The objective of the Phase 1 clinical trials with the ACTengine® product candidates, IMA203 and IMA203CD8 is to evaluate safety, tolerability and initial signs of clinical and biological efficacy in target-positive solid cancer patients. The clinical trials continue to actively recruit patients.
ACTengine® IMA203 TARGETING PRAME
Based on interim results from the Phase 1 dose escalation, we expanded the IMA203 trial to three cohorts: IMA203 as monotherapy, IMA203 in combination with an immune checkpoint inhibitor and IMA203CD8, a 2nd generation monotherapy where IMA203 is co-transduced with a CD8 co-receptor to leverage the both, CD8 and CD4 T cells, to fight the tumor.
There are several reasons why a patient’s own T cells are often not able to protect the body against cancer. These include the unavailability of activated tumor antigen specific T cells or the insufficient affinity of endogenous target-specific TCRs to properly activate the T cell and destroy the tumor. Immatics’ approach to solving these problems is to engineer autologous T cells with a well characterized and potent TCR, which is the underlying principle of its ACTengine® approach.

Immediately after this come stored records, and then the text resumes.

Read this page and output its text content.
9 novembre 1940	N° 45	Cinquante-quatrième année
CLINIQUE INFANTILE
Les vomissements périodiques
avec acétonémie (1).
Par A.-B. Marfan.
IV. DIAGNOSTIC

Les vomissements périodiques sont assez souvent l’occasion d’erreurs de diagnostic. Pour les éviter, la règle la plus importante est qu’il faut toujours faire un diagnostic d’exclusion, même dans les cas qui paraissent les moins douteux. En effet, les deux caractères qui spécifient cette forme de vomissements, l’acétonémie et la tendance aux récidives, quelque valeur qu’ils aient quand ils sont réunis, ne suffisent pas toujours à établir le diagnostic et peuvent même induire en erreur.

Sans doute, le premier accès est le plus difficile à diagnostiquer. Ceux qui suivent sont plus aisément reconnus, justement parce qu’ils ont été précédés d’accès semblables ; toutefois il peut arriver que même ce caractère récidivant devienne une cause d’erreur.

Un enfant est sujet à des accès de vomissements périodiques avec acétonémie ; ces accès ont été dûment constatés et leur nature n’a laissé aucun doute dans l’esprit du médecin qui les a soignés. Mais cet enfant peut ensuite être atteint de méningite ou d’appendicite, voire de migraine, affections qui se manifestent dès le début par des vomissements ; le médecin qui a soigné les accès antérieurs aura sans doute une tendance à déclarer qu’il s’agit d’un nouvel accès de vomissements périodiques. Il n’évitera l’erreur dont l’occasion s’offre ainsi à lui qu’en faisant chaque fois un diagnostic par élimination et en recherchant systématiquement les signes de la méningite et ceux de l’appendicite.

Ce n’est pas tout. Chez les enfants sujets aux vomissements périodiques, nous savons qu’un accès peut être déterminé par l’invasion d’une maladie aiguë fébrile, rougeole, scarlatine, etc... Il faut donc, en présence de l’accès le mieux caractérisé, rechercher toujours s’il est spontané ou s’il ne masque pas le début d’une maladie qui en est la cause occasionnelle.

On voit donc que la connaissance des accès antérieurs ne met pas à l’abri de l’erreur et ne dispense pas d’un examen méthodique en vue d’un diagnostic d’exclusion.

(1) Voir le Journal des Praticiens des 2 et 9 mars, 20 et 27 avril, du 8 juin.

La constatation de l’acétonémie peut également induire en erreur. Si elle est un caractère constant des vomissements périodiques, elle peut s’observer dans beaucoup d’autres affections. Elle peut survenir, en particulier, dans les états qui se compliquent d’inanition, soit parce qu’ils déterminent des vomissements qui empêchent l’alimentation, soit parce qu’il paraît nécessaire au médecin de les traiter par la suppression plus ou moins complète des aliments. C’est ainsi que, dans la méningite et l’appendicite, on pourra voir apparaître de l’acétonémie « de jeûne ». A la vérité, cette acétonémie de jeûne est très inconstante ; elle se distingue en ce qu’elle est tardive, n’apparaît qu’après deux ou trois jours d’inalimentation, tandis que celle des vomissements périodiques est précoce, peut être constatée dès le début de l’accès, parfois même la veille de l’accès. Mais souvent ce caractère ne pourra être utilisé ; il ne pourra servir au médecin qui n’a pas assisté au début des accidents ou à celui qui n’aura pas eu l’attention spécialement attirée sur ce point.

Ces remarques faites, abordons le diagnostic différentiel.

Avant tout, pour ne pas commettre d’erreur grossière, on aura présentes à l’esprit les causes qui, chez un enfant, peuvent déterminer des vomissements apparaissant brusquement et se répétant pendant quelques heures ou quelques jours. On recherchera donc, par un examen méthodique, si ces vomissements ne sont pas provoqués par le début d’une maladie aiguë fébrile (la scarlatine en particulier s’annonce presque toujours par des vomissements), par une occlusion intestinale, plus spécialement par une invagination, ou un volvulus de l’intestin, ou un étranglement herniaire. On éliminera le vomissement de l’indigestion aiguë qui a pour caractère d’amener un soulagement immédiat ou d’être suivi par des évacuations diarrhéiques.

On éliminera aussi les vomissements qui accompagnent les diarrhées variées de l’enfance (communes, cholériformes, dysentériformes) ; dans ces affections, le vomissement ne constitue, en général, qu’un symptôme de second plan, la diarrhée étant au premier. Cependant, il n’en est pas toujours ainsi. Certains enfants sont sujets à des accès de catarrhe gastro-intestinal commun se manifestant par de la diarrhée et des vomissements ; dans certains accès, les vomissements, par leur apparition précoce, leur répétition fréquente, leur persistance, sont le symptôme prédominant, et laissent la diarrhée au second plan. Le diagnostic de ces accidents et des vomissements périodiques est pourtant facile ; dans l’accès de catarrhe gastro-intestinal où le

ACTengine® is based on genetically engineering a patient’s own T cells with a novel TCR designed to recognize the cancer target that is identified by Immatics’ target discovery platform XPRESIDENT®. (1) The target of interest is first confirmed on a patient’s tumor by Immatics’ proprietary IMADetect® companion diagnostic device candidate. (2) By lentiviral transduction, a patient’s autologous T cells are equipped with a target-specific TCR developed by Immatics. (3) The engineered T cells are then expanded in vitro and the ACTengine® product is ready for infusion into the patient. (4) The patient will receive a pre-treatment, called lymphodepletion, which aims to prepare the patient’s body for the infusion of ACTengine® T cells. By temporarily removing immune cells in the patient’s blood we aim to make room for the engineered T cells and help them to engraft and expand to numbers large enough to fight the tumor. Following infusion, a low dose of IL-2, an immune system signaling molecule, is administered for 14 days to further enhance persistence of the infused engineered T cells.